Le 4 mai 2016, M. [J] [Y] a, à son tour, interjeté appel de l'ordonnance de référé.

Pour une bonne administration de la justice, la Cour a joint les deux affaires, compte tenu de leur connexité, sous le seul numéro de RG 16/9696.

Par ses conclusions transmises le 25 juillet 2016, M. [Y] demande à la cour d'infirmer l'ordonnance en toutes ses dispositions, rétracter l'ordonnance sur requête rendue par le président du tribunal de commerce de Paris, prononcer en tout cas la nullité du procès-verbal de constat au regard des irrégularités commises par l'huissier notamment du fait de la remise très tardive de l'ordonnance plus de deux heures après le début des opérations, ordonner la restitution de tout objet saisi et la destruction de tout document copié depuis le disque dur ou le serveur de la société Laboratoires Filorga, et condamner la société Oriens à lui verser la somme de 3000€ au titre de l'article 700 du code de procédure civile.

Il fait valoir pareillement :

- qu'il aurait dû recevoir une copie de la requête et de l'ordonnance dans la mesure où il supporte bien l'exécution de la mesure ;

- qu'il ne dispose d'aucune garantie sur le choix de l'expert informatique supposé intervenir ;

- que l'ordonnance ne relève pas un risque de déperdition de preuves justifiant une dérogation au principe de la contradiction ;

- que l'ordonnance prévoit des mesures de coercition qui n'étaient pas légalement admissibles au regard de l'article 145 du code de procédure civile.

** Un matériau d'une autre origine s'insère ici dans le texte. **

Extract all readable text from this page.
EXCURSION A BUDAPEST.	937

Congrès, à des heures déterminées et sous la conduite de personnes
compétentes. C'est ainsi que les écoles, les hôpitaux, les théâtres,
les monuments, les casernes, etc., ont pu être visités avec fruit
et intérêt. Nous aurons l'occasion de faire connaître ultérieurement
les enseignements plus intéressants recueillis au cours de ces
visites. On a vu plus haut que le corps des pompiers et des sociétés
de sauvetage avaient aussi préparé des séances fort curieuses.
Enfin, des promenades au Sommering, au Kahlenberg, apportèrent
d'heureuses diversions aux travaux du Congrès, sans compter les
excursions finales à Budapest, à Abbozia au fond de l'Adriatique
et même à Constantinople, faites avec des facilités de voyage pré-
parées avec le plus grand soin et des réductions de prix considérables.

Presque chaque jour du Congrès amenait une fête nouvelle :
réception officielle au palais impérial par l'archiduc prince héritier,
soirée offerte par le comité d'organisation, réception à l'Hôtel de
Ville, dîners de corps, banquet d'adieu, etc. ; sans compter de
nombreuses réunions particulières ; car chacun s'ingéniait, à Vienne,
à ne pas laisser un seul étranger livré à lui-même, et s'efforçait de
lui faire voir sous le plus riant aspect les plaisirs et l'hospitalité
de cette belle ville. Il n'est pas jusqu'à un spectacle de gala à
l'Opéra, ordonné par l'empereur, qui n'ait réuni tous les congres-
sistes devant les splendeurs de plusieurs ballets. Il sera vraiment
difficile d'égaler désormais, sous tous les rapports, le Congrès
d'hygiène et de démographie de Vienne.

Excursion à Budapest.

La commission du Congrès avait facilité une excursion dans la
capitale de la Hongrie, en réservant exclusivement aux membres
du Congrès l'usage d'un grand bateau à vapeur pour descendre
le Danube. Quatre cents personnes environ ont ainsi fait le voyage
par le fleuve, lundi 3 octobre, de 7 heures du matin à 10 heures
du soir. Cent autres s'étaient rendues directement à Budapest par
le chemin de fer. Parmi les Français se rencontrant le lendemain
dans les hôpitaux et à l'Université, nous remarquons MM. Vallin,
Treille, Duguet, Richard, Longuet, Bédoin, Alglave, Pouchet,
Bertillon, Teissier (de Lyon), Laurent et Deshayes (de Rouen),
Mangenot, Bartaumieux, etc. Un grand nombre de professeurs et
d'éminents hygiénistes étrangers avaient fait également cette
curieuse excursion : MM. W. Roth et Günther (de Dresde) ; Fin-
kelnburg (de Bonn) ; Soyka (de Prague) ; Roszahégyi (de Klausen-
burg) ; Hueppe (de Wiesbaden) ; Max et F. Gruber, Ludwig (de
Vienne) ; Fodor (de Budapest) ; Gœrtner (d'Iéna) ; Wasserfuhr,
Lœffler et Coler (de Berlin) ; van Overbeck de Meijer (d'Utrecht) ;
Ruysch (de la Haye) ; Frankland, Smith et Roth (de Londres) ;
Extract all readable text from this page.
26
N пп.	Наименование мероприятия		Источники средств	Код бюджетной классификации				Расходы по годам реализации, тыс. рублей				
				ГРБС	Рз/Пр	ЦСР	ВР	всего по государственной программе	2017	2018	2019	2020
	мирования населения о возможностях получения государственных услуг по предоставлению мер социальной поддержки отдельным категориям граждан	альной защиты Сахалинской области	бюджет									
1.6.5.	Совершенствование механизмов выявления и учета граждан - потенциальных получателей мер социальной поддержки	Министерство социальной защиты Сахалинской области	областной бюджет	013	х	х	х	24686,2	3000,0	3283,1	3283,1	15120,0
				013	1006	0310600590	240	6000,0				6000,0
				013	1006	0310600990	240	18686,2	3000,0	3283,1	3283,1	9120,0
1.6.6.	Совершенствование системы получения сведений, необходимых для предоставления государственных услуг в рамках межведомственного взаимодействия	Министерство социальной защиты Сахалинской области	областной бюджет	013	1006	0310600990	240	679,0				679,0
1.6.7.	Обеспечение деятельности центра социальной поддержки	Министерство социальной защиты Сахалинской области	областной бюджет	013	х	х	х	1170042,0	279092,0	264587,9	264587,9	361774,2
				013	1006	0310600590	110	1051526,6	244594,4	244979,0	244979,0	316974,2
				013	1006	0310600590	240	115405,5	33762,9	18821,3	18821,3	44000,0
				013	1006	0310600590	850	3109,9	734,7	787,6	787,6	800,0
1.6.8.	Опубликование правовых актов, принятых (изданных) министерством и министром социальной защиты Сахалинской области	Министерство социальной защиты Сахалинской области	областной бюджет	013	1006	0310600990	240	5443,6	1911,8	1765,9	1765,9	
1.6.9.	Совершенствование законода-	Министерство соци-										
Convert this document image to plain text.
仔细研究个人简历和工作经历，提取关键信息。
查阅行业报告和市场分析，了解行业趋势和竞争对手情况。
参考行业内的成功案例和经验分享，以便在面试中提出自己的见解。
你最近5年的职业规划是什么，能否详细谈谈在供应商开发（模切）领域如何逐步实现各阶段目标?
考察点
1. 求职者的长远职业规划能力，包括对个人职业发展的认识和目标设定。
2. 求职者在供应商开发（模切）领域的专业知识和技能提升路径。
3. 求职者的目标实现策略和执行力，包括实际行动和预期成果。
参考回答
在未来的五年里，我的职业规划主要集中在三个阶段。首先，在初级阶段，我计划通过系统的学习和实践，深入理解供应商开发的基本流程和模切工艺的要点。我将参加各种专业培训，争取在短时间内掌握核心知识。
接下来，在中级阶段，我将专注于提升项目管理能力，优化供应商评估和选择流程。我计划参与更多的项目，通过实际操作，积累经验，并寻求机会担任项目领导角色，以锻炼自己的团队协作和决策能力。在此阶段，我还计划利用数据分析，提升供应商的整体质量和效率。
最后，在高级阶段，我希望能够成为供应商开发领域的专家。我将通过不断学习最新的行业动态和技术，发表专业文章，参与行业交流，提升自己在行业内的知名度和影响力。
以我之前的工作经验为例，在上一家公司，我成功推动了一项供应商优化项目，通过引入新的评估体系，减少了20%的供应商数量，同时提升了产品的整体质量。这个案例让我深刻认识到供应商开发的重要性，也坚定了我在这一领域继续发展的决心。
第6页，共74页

Par ses conclusions transmises le 3 janvier 2017, la société Oriens International (Beijing) Ltd demande à la cour de confirmer l'ordonnance de référé du 15 avril 2016 à l'égard des sociétés SLF et SLFC, sauf en ce qu'elle l'a déboutée de sa fin de non-recevoir, et ainsi de :

- déclarer irrecevables les demandes des sociétés Filorga Initiatives, Filorga Participation, The Global Distributive Network, The Medical en Pharmaceutic Distributive Platform, The Medical Anti-Aging Platform, et de MM. [Z] et [Y] ;

- subsidiairement, confirmer l'ordonnance de référé en toutes ses dispositions ;

- en tout état de cause, rejeter l'ensemble des prétentions adverses,

- et condamner in solidum chacune des sociétés ainsi que Messieurs [Z] et [Y] à lui payer la somme de 2000 € au titre de l'article 700 du code de procédure civile et aux dépens.

Elle fait valoir :

- que les demandes des sociétés Filorga Initiatives, Filorga Participation, GDN, The Medical and Pharmaceutic Distributive Platform, The Medical Anti-Aging Platform et de Messieurs [Z], dirigeant de la société Laboratoires Filorga, et [Y], salarié au sein du groupe, sont irrecevables, tant sur le fondement de l'article 496 du code de procédure civile que de l'article 122 du même code, dès lors que l'ordonnance ne leur fait pas grief puisqu'elle concerne seulement les sociétés STF et SLFC et ne vise des personnes physiques qu'en leur qualité de salariés de ces deux sociétés à l'époque des faits ; qu'ils n'ont ainsi aucun intérêt à agir ;

- que l'exigence de notification préalable a été respectée conformément à l'article 495 alinéa 3 du code de procédure civile dès lors qu'une copie de l'ordonnance et de la requête doit être laissée à la seule personne morale qui supporte l'exécution de la mesure, à savoir les sociétés SLF et SLFC, et que l'huissier n'avait pas à vérifier la qualité de la personne habilitée à recevoir cette copie ;

- que la nécessité de ne pas recourir au contradictoire a été démontrée dans la requête et qu'elle a pris en compte des éléments propres au cas d'espèce pour justifier la dérogation à ce principe puisqu'elle se fonde sur l'existence démontrée d'actes de dissimulation de la part de Filorga ;

- que la mesure d'instruction ne constitue pas une mesure d'investigation générale puisqu'elle désigne de manière non ambigüe la société Laboratoires Filorga et la société Laboratoires Filorga Cosmétiques, qu'elle a été strictement limitée dans le temps et ne porte que sur les documents concernant les relations entretenues entre Filorga et le distributeur Jiessie ;

- que le technicien informatique n'avait pas à être nommément désigné dans l'ordonnance puisqu'il est intervenu en tant qu'assistant de l'huissier et non en tant qu'expert.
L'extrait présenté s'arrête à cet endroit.